Не двигаюсь с места. Что еще за ребусы?

– Иди давай, – возвращается к процессу принятия пищи. – И не вздумай косячить…

Глава 66. Обрыв

Дарина

Марьяна Андреевна сказала, что на втором этаже в конце коридора есть свободная комната. Вот только я, похоже, ошиблась дверью. В этой, по ощущениям, явно кто-то живет. Во всяком случае я бы обязательно так подумала, если бы не одно но…

Прекрасно понимаю, что не имею права входить сюда. Однако все равно делаю шаг вперед и неплотно прикрываю за собой дверь.

Свет от включенного декорированного торшера позволяет в деталях рассмотреть девичью обитель. Почему девичью? Да потому что все здесь об этом так и кричит. Начиная от пыльно-розового цвета стен и заканчивая высаженными в ряд дорогими нарядными куклами. Коих здесь, на первый взгляд, насчитывается свыше дюжины.

Прохожу в центр комнаты. С интересом изучаю красивые переплеты стоящих на полке книг. Отмечаю про себя обилие типичной детской литературы. Сказки. Отечественные, зарубежные. Большинство экземпляров – коллекционные. Это сразу бросается в глаза.

Медленно двигаюсь к противоположной стене. Именно там в стильных рамках находится то, что изначально вызвало мой интерес. Фотографии маленького Яна и его сестры…

Вот довольная Алиса сидит на качелях, а он стоит позади, держась одной рукой за цепь.

Вот они вдвоем едут на большом велосипеде. Девчонка, сидящая впереди, зажмурившись, беззаботно раскинула руки в стороны, а озадаченный ее поведением брат вцепился пальцами в руль.

Следующий снимок. Гладь воды, в которой отражается синева неба. Не то пруд. Не то озеро. Лодка. Недовольный Ян, с веслами наперевес, щурится от ярких лучей солнца. Сестра справа от него. И на коленях она держит обалдевшую утку.

– У птицы было что-то с крылом. Алиса сказала, что мы обязаны спасти ее.

Вздрагиваю от неожиданности. Я и не заметила, что в комнате уже не одна.

– Только сама жертва не особо жаждала попасть к нам в руки. Алиса загоняла меня в тот день. На пару с этой долбаной Серой Шейкой, – ухмыляется и делает небольшую паузу. – Поймали в итоге. Притащили утку к дому. Показали родителям, вызвали ветеринара. Выходили недели за две, отпустили. Соплей было… Ревела без остановки два дня.

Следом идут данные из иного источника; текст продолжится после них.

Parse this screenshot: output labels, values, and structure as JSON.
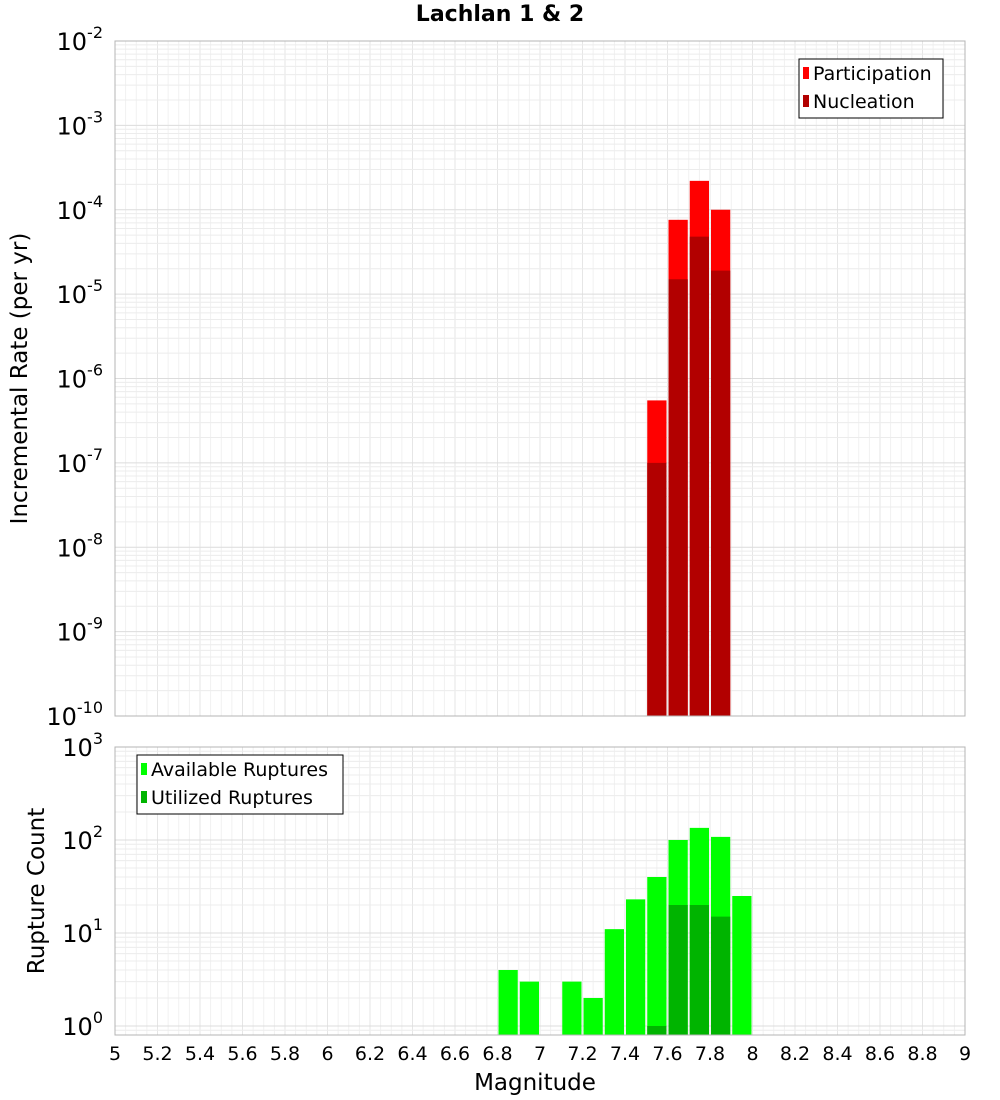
{
  "title": "Lachlan 1 & 2",
  "xlabel": "Magnitude",
  "x_ticks": [
    "5",
    "5.2",
    "5.4",
    "5.6",
    "5.8",
    "6",
    "6.2",
    "6.4",
    "6.6",
    "6.8",
    "7",
    "7.2",
    "7.4",
    "7.6",
    "7.8",
    "8",
    "8.2",
    "8.4",
    "8.6",
    "8.8",
    "9"
  ],
  "chart_data": [
    {
      "type": "bar",
      "ylabel": "Incremental Rate (per yr)",
      "yscale": "log",
      "ylim": [
        1e-10,
        0.01
      ],
      "xlim": [
        5,
        9
      ],
      "bar_width": 0.1,
      "y_tick_exponents": [
        "-2",
        "-3",
        "-4",
        "-5",
        "-6",
        "-7",
        "-8",
        "-9",
        "-10"
      ],
      "grid": true,
      "legend_position": "top-right",
      "series": [
        {
          "name": "Participation",
          "color": "#ff0000",
          "x": [
            7.55,
            7.65,
            7.75,
            7.85
          ],
          "values": [
            5.5e-07,
            7.6e-05,
            0.00022,
            0.0001
          ]
        },
        {
          "name": "Nucleation",
          "color": "#b20000",
          "x": [
            7.55,
            7.65,
            7.75,
            7.85
          ],
          "values": [
            1e-07,
            1.5e-05,
            4.8e-05,
            1.9e-05
          ]
        }
      ]
    },
    {
      "type": "bar",
      "ylabel": "Rupture Count",
      "yscale": "log",
      "ylim": [
        0.8,
        1000
      ],
      "xlim": [
        5,
        9
      ],
      "bar_width": 0.1,
      "y_tick_exponents": [
        "3",
        "2",
        "1",
        "0"
      ],
      "grid": true,
      "legend_position": "top-left",
      "series": [
        {
          "name": "Available Ruptures",
          "color": "#00ff00",
          "x": [
            6.85,
            6.95,
            7.15,
            7.25,
            7.35,
            7.45,
            7.55,
            7.65,
            7.75,
            7.85,
            7.95
          ],
          "values": [
            4,
            3,
            3,
            2,
            11,
            23,
            40,
            100,
            135,
            108,
            25
          ]
        },
        {
          "name": "Utilized Ruptures",
          "color": "#00b400",
          "x": [
            7.55,
            7.65,
            7.75,
            7.85
          ],
          "values": [
            1,
            20,
            20,
            15
          ]
        }
      ]
    }
  ]
}
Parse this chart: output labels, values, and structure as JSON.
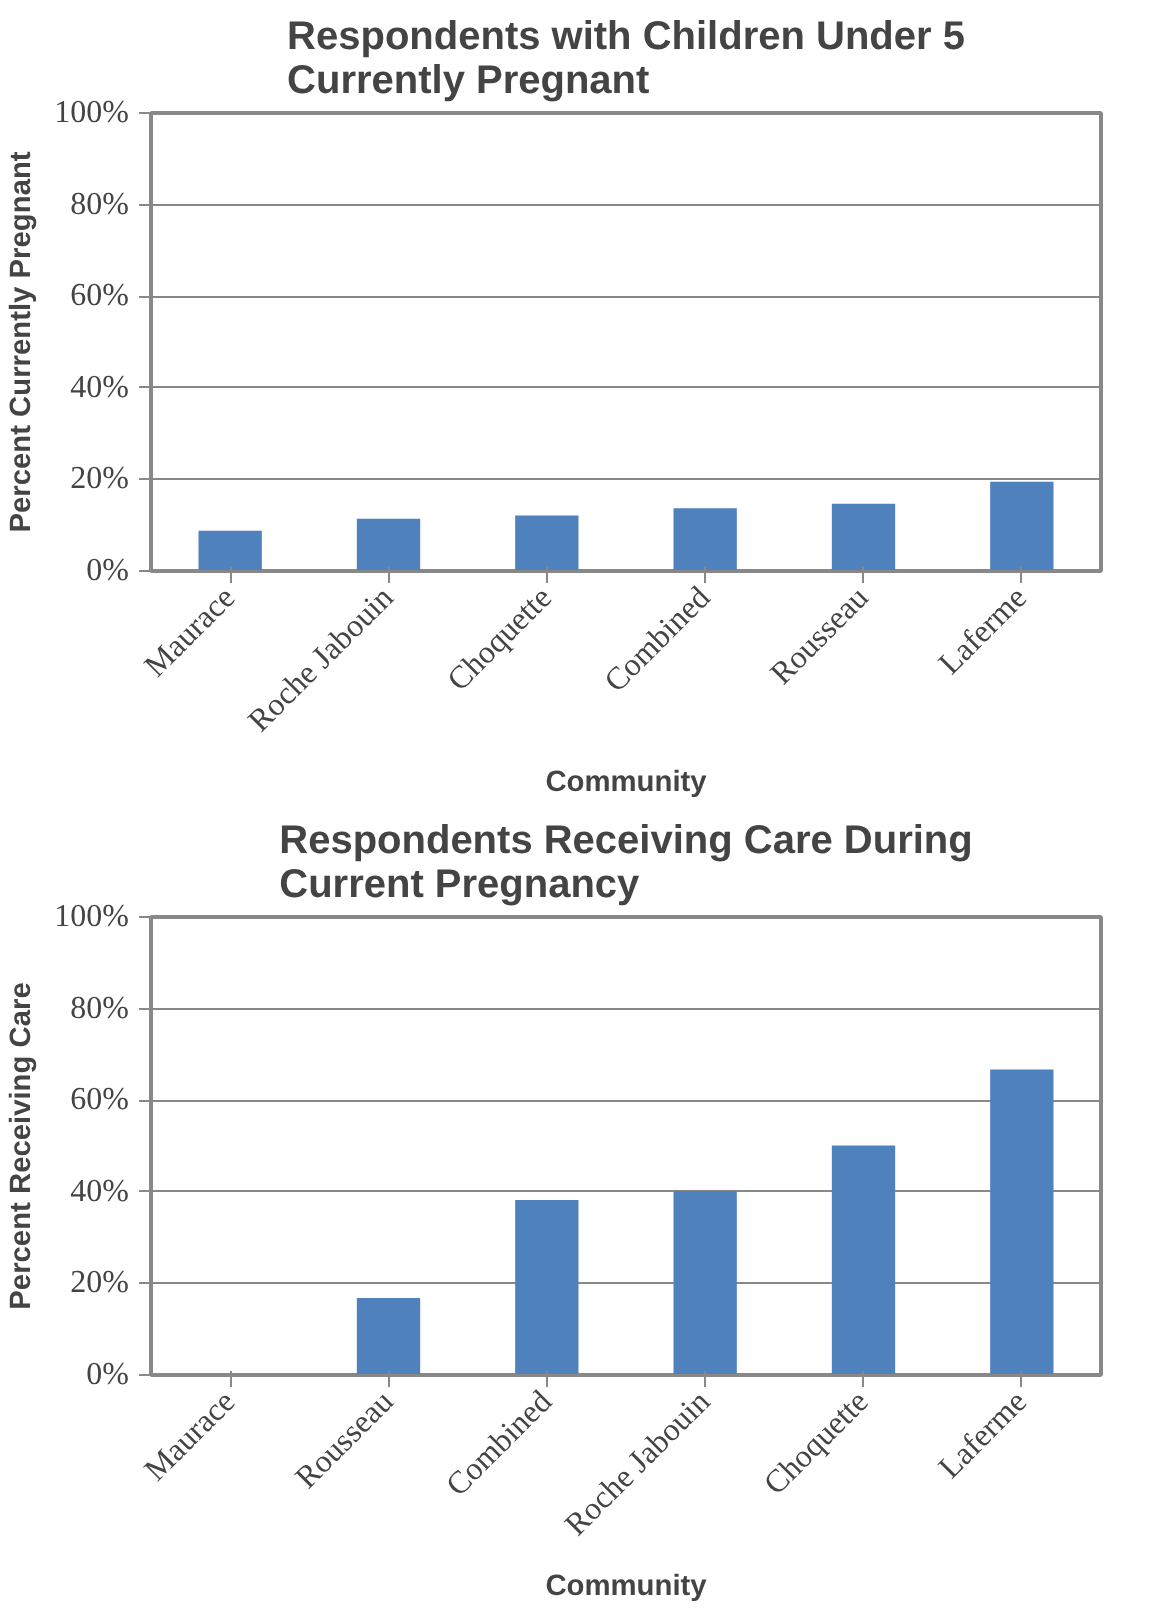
{
  "chart_data": [
    {
      "type": "bar",
      "title": "Respondents with Children Under 5 Currently Pregnant",
      "xlabel": "Community",
      "ylabel": "Percent Currently Pregnant",
      "categories": [
        "Maurace",
        "Roche Jabouin",
        "Choquette",
        "Combined",
        "Rousseau",
        "Laferme"
      ],
      "values": [
        8.8,
        11.4,
        12.1,
        13.7,
        14.7,
        19.5
      ],
      "color": "#4f81bd",
      "ylim": [
        0,
        100
      ],
      "yticks": [
        {
          "value": 0,
          "label": "0%"
        },
        {
          "value": 20,
          "label": "20%"
        },
        {
          "value": 40,
          "label": "40%"
        },
        {
          "value": 60,
          "label": "60%"
        },
        {
          "value": 80,
          "label": "80%"
        },
        {
          "value": 100,
          "label": "100%"
        }
      ],
      "grid": "y"
    },
    {
      "type": "bar",
      "title": "Respondents Receiving Care During Current Pregnancy",
      "xlabel": "Community",
      "ylabel": "Percent Receiving Care",
      "categories": [
        "Maurace",
        "Rousseau",
        "Combined",
        "Roche Jabouin",
        "Choquette",
        "Laferme"
      ],
      "values": [
        0,
        16.8,
        38.2,
        40.2,
        50.1,
        66.7
      ],
      "color": "#4f81bd",
      "ylim": [
        0,
        100
      ],
      "yticks": [
        {
          "value": 0,
          "label": "0%"
        },
        {
          "value": 20,
          "label": "20%"
        },
        {
          "value": 40,
          "label": "40%"
        },
        {
          "value": 60,
          "label": "60%"
        },
        {
          "value": 80,
          "label": "80%"
        },
        {
          "value": 100,
          "label": "100%"
        }
      ],
      "grid": "y"
    }
  ]
}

Нахожу взглядом еще одну фотографию. Ян стоит рядом с массивным алабаем. Алиса и вовсе оседлала пса сверху, но зверюга вроде как не против, а только за.

– Она забрала пса с собой, – голос парня звучит ровно, но я все равно слышу те едва различимые вибрации, которые выдают его истинную реакцию.

– Что значит забрала с собой? – спрашиваю настороженно.

– После того, как… Алиса исчезла, Барон только и делал, что лежал. Почти сразу перестал есть, а затем и пить. Сбежал, сорвавшись с цепи, а когда я нашел его, он был уже мертв.

Вытираю лицо. Шмыгаю носом.

– Я похоронил его на девятый день. Странно, не находишь?

Изображение снова плывет перед глазами, но я заставляю себя посмотреть на соседнюю фотографию.

Сад. Под цветущим абрикосовым деревом сидят двое. В руках кисточки, и даже лица краской испачканы. Им весело. Они улыбаются…

Когда в последний раз он делал это? Вот также. Искренне и легко.

Сморгнув слезы, опускаю взгляд на письменный стол, стоящий справа от меня. Руки сами собой тянутся к замысловатой деревянной шкатулке, но едва я успеваю открыть ее, как тут же отдергиваю пальцы. Потому что это его «не трогай» звучит довольно строго и агрессивно.

– Что ты вообще здесь забыла? – чеканит, разозлившись.

– Прости, что вошла сюда без разрешения, я не специально, – сглатываю и поворачиваюсь к нему.

– Ну да, как обычно, – цедит он.

– Я…

– Просто не трогай. Здесь. Ничего, – повторяет сухо. И я не выдерживаю.

– Почему? – удивленно на него смотрю.

– Не задавай глупых вопросов. Это Ее вещи. Никто не должен к ним прикасаться. Никто, – выдает на полном серьезе.

– Да ты только себя послушай… – изумленно открываю рот.

– Я сказал. Не трогай ничего. Что тебе не ясно, а? – уточняет ледяным тоном.

– Ладно, – выставляю вперед ладони. – Скажи мне вот что, зачем вы сделали из этой комнаты музей?

– Арсеньева, ты вечно суешь свой нос туда, куда не просят, – недовольно поджимает губы.

– Пожар ведь был в другом доме, верно? – напираю, игнорируя его негодование. – Тогда зачем понадобилось…

– Я хотел сохранить то, что у меня от нее осталось, – отвечает нехотя.

– Все, что нужно, у тебя вот здесь, – дотрагиваюсь до того места, где под ребрами бьется его сердце.

– Тебе не понять, – упрямо дергает головой.

– Не понять, – соглашаюсь, подступая ближе. – Это ненормально, Ян. Сколько лет прошло? Двенадцать, тринадцать?

– Да сколько бы не прошло, – сжимает челюсти. – Она моя сестра.

– Ты должен был отпустить Алису еще тогда… – шепчу я тихо. – А вместо этого держишь ее тут.

– Что за бред ты несешь? – устало потирает прикрытые веки.

– Бред? Да у меня мороз по коже, Ян! Человека нет в живых, но с самой первой минуты моего нахождения в этой комнате, я словно подсознательно ожидаю, что она вот-вот сюда войдет.

– Но она не войдет, – произносит надломленно.

– Так прими это! Не мучай ни себя, ни ее!

– Замолчи, – снова гневается.

– Думаешь, твоя сестра хотела бы этого? – цепляюсь за него в отчаянии. – Хотела бы видеть тебя на кладбище? Одного. В ночь. Год за годом!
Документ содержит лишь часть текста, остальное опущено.